After 1870 there was a mini-revolution in public education throughout the Caribbean. This coincided with the establishment of free compulsory public elementary education in Britain and in individual states of the United States. A system of free public primary education and limited secondary education became generally available in every territory, and an organized system of teacher training and examinations was established.

Nevertheless, the main thrust of public education in the nineteenth and early twentieth centuries did not come from the local government, but rather, from the religious community. Competing Protestant denominations--the Church of England, the Baptists, the Moravians, the Wesleyans, and the Presbyterians--and the Jesuits operated a vast system of elementary and secondary schools. At the end of the nineteenth century, the churches monopolized elementary education in Jamaica and Barbados and ran a majority of the primary schools in Trinidad, Grenada, and Antigua. The most outstanding secondary schools--St.
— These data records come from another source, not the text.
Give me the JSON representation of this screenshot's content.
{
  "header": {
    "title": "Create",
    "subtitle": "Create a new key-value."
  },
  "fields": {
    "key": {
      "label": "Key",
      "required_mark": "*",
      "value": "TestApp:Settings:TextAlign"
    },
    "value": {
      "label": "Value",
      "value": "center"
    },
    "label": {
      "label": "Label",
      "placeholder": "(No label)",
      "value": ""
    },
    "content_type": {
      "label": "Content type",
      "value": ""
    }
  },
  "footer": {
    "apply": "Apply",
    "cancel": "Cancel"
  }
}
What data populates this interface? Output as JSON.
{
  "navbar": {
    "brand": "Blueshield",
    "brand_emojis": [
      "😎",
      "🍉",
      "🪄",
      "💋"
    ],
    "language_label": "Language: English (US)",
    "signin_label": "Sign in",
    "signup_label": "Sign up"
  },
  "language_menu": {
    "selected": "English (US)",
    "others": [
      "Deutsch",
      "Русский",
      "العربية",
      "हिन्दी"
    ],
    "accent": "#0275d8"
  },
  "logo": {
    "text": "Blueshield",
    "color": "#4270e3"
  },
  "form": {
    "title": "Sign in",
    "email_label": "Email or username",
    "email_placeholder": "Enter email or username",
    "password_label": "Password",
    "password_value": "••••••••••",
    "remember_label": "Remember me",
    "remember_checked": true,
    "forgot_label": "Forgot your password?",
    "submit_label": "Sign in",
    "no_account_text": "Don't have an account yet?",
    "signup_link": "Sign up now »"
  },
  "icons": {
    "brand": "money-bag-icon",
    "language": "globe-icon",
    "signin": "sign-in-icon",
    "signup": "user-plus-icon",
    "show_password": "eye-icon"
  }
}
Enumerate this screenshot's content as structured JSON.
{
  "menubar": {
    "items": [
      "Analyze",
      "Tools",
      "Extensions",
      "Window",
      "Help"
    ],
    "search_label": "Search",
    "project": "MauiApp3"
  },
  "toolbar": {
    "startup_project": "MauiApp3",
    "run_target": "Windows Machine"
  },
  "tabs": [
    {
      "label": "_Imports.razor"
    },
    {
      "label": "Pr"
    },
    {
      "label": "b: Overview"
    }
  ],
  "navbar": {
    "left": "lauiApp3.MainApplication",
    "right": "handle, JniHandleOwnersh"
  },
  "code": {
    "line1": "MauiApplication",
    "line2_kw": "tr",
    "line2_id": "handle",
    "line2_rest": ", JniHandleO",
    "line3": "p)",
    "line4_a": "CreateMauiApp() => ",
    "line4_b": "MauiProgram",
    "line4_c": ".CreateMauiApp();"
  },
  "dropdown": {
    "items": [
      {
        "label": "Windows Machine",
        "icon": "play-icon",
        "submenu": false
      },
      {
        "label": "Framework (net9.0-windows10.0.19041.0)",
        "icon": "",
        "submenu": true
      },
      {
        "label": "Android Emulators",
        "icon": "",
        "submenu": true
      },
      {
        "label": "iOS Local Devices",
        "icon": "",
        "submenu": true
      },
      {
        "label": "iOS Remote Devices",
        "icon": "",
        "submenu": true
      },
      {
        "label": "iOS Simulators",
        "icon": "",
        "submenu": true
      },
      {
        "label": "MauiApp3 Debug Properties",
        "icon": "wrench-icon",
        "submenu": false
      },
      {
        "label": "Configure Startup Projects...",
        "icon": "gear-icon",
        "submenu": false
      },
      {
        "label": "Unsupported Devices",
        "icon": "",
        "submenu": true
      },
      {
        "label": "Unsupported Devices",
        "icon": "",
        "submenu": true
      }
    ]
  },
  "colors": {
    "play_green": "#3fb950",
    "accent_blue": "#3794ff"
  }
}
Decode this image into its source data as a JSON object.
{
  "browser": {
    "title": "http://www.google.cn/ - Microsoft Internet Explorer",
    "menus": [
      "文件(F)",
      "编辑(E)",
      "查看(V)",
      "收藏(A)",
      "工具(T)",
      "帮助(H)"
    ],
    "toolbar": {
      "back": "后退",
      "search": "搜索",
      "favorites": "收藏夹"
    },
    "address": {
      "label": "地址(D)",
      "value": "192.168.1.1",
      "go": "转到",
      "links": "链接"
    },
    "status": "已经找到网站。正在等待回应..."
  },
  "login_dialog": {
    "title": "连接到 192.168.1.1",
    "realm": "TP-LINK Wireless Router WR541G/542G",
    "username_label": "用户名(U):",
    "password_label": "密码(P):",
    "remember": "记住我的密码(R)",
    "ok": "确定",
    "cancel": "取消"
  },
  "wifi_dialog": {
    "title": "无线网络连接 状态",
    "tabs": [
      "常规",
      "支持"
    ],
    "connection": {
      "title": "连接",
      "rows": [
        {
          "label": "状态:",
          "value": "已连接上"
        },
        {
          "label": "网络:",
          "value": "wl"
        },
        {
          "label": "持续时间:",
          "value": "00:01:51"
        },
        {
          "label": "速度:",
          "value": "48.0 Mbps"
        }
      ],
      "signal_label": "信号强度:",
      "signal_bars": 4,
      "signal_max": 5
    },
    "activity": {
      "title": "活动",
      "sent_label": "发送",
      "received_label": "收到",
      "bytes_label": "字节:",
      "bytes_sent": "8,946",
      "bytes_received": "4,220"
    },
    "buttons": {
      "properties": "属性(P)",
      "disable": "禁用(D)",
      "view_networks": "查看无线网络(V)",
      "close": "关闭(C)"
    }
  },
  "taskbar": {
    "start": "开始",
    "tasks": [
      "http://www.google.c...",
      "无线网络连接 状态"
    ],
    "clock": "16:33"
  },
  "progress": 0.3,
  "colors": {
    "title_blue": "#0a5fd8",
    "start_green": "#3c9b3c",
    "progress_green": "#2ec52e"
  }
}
George's College, Kingston College, Jamaica College, Calabar High School, and the York Castle High School in Jamaica; Harrison College, Codrington College, the Lodge School, and the Queens College in Barbados; and Queen's College, St. Mary's, and Naparima in Trinidad--as well as the principal grammar schools in the Bahamas, Antigua, St. Kitts, and Grenada owe their origins to the religious denominations. Each territory had a board of education, which supervised both government and religious schools. Government assistance slowly increased until by the middle of the twentieth century the state eventually gained control over all forms of education. Although far from perfect--most colonies still spent more on prisons than on schools--public education fired the ambitions of the urban poor.

Based on the British system--even to the use of British textbooks and examinations--the colonial Caribbean educational system was never modified to local circumstances. Nevertheless, it created a cadre of leaders throughout the region whose strong sense of local identity and acute knowledge of British political institutions served the region well in the twentieth century.